Es justo admitir que esta campaña electoral, que se inició mucho
antes, incluso, que el período de preparación conocido
oficiosamente como precampaña, no presenta graves incidentes ni
enfrentamientos excesivamente duros, salvo mínimas excepciones. La
educación democrática, basada en la costumbre y el hecho de que la
última generación de votantes y candidatos ya no conocieron a
Franco en vida, ayuda a tener por normal la práctica electoral.
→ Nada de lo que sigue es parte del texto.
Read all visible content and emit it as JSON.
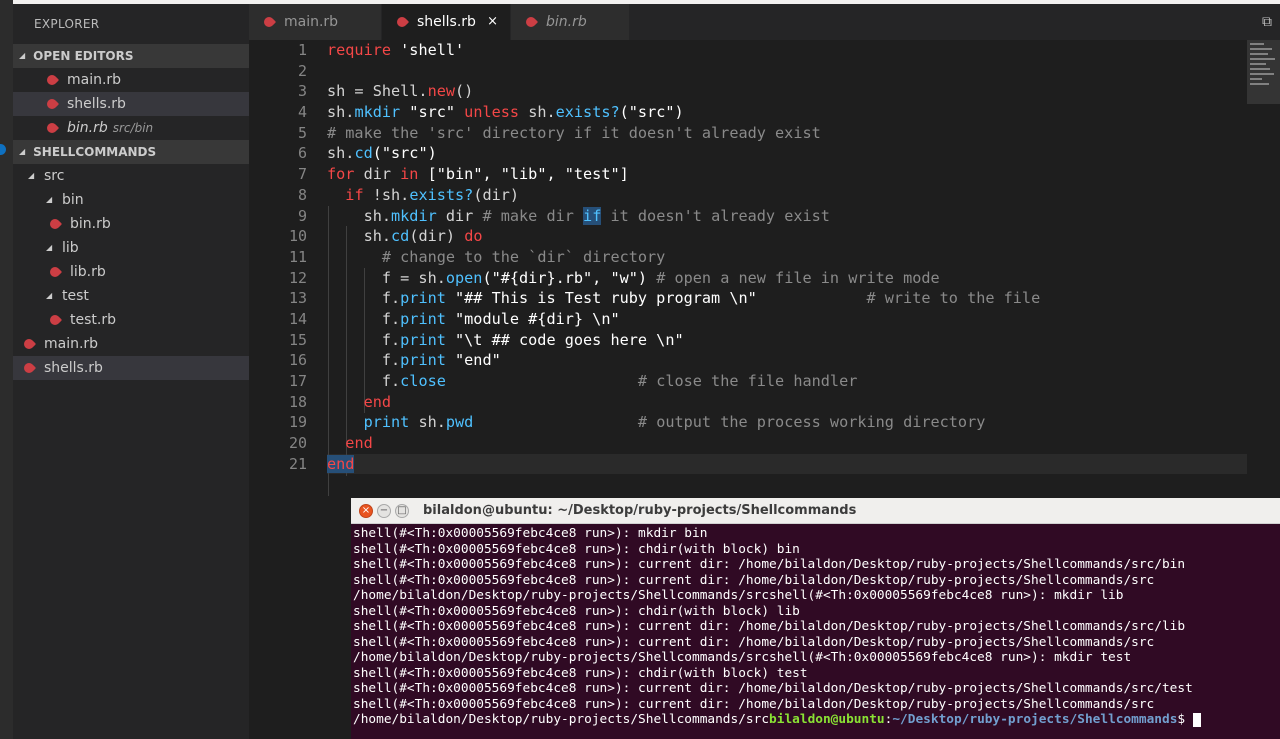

Aquellos primeros entusiasmos y excesos se han moderado
sensiblemente y la publicidad electoral ya no convierte los pueblos
y ciudades en escaparates atiborrados de caras, siglas, lemas y
mensajes, que tienen otros caminos y soportes porque tanta
inmersión en la oferta electoral había llegado a empalagar a los
ciudadanos, cuyo cansancio amenazaba con convertirse en desinterés
y, con ello, aumentar el abstencionismo.
De modo que políticos, asesores, estrategas de campaña y
partidos han decidido cambiar de táctica, cambiando la agresividad
publicitaria por una mejor y más variada oferta propagandística,
especialmente por parte de los candidatos y partidos que tienen
cuotas de poder que pretenden conservar y aumentar. Así que colocan
en el expositor todo lo que pueden ofrecer, venga o no a cuento. De
ahí que, en esta campaña, los políticos con mando en plaza se hayan
lanzado a la vorágine de las inauguraciones. Lo mismo un parque que
una depuradora o un pequeño tramo de cincuenta metros de acceso o
salida a/de una autopista. Incluso unas vías de tren de cinco
kilómetros que no llevan a ninguna parte. El ciudadano, aunque ve
el juego y el uso y abuso de las inauguraciones, la mayoría
precipitadas, se lo toma a broma deseando elecciones anuales para
gozar de tantas realizaciones.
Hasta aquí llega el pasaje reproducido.